Dr. Sudarshan Pinglay: 'Genome-Shuffle-seq enables precise identification of SV breakpoints at base-pair resolution without requiring whole-genome sequencing'
[Editor’s note: Dr. Sudarshan Pinglay and researchers in the UW Department of Genome Sciences and other institutions published the paper, “Multiplex generation and single cell analysis of structural variants in mammalian genomes” in the journal Science. That study, in tandem with another paper by the Wellcome Sanger Institute in the same edition of Science, advances the study of structural variants. Here, Dr. Pinglay discusses his paper and offers insights into those advances.]
What is the premise of this paper?
The fundamental premise is there are genetic variations in all of us that are structural variants (SV) that, pound for pound, impact more base pairs in any human genome than other forms of genetic variations. So, if you consider single nucleotide variants – and there are few millions of them in each of our genomes – those impact one base pair. Structural variants affect more than 50 base pairs. And an individual SV can sometimes affect millions of base pairs, even though there are numerically fewer of them. However, understanding their impact has been challenging.
Why are structural variants, more than single nucleotide variants, so difficult to interpret?
We have two general paradigms for studying genetic variation. In the first, we sequence people, and see if we can associate the existence of certain variants with certain phenotypes. But , each individual structural variant is less frequent in the population than single nucleotide variants. And because they impact so many base pairs, the odds of you sequencing enough people with the exact same structural variant, so that you can associate them with phenotypes in a statistically confident way, is hard.
The other paradigm is engineering these structural variants into cellular models in the lab, that is, creating them synthetically to see what effect they might have. We’ve done this for single nucleotide variants for a long time, either randomly, or with CRISPR screens. Because of their size and inefficiencies in the technologies associated with making genetic variants, it is hard to generate structural variants at scale. We can do one or two variants, but we have not been able to do hundreds or even thousands of these structural variants and assess their impacts.
How does Genome-Shuffle-seq, the new technique you developed, address this problem?
Genome-Shuffle-seq is a straightforward method for generating and mapping large numbers of SVs across a mammalian genome. It enables precise identification of SV breakpoints at base-pair resolution without requiring whole-genome sequencing.
My colleagues and I applied Genome-Shuffle-seq to induce and map thousands of genomic SVs of several major forms, including deletions, inversions, chromosomal translocations, and others. Additionally, we demonstrated that this method can capture SV identities alongside single-cell transcriptomic data, making it possible to conduct large-scale pooled screens that link SVs to their effects on gene expression
We anticipate that Genome-Shuffle-seq will be widely useful for investigating how SVs influence gene regulation, chromatin organization, and 3-D nuclear architecture. It may also facilitate in vitro modeling of extrachromosomal DNA in disease progression and contribute to efforts toward designing a minimal mammalian genome.

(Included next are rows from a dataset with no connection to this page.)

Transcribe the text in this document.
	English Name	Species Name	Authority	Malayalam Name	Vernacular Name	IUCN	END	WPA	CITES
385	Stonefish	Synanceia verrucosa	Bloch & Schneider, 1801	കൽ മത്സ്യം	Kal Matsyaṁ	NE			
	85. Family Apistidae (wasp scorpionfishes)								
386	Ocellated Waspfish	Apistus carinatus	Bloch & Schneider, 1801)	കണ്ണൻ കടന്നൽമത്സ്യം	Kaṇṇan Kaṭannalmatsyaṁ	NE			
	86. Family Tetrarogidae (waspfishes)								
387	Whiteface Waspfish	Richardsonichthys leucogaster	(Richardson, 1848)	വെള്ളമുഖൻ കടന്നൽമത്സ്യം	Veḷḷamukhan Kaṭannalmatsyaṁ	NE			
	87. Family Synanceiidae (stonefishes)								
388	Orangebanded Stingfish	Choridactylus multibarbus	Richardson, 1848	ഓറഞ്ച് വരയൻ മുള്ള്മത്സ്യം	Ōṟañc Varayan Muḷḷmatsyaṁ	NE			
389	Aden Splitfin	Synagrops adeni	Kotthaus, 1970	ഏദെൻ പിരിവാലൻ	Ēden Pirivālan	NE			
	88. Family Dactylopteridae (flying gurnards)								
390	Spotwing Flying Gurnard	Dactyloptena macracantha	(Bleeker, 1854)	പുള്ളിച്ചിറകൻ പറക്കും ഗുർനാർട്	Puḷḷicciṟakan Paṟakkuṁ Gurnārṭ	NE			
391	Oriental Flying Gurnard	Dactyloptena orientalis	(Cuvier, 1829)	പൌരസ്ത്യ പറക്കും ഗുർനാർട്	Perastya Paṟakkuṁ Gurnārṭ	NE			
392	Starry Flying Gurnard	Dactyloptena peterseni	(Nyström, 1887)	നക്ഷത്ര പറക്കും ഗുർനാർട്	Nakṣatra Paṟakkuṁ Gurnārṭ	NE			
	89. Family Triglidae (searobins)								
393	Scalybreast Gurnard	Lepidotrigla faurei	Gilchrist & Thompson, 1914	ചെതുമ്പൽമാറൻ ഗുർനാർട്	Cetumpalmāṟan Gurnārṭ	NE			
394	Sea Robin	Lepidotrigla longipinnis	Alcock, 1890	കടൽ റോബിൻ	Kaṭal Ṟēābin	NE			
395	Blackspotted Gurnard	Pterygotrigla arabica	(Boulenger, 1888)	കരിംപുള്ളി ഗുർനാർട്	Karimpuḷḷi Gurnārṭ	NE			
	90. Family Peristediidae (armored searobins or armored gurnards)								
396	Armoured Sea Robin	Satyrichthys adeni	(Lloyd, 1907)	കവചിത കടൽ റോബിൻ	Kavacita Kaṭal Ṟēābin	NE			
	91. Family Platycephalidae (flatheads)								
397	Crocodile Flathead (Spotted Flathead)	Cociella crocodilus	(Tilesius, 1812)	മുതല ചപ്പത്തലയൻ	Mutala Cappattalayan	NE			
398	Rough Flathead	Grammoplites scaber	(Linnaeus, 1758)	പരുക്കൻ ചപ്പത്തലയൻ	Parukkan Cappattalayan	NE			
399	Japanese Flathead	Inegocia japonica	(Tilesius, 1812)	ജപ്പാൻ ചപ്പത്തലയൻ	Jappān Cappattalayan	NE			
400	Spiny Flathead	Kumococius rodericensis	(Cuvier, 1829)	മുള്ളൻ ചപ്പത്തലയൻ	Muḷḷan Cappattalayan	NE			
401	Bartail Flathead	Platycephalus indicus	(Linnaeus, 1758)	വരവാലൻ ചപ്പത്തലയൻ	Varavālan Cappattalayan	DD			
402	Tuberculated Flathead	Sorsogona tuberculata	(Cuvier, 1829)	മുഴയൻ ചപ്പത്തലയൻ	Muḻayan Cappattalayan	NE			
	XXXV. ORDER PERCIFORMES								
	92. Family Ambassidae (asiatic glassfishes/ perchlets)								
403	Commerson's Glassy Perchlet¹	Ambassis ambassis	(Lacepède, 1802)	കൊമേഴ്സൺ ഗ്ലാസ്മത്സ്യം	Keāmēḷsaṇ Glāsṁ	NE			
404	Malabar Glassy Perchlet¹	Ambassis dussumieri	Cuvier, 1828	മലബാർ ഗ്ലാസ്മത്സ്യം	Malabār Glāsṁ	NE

What is the backstory on how this paper come about?
During my Ph.D. at New York University, I worked on engineering mammalian genomes with large synthetic DNA constructs. However, the major limitation here was throughput; we could not build many variants of these DNA constructs outside of cells, and then deliver it to them. To address this problem, I was exploring ways to build and engineer genomic variants inside of cells, such that we would only have to build and deliver one DNA construct. But that sequence would have the ability to generate many different structural variants of itself. I realized that while this was powerful at the scale of one genomic locus, it could also be applied to the entire genome.
When I arrived at the University of Washington and the Shendure Lab in January of 2023, I realized it was the perfect environment to execute on this vision. Some components of the system I had imagined had already been reduced to practice in the Shendure Lab for other applications. In addition, we also were able to partner with colleagues at the Wellcome Sanger Institute who also were also interested in “scrambling” mammalian genomes to study SVs. So, we decided to coordinate the publication of both papers together in Science.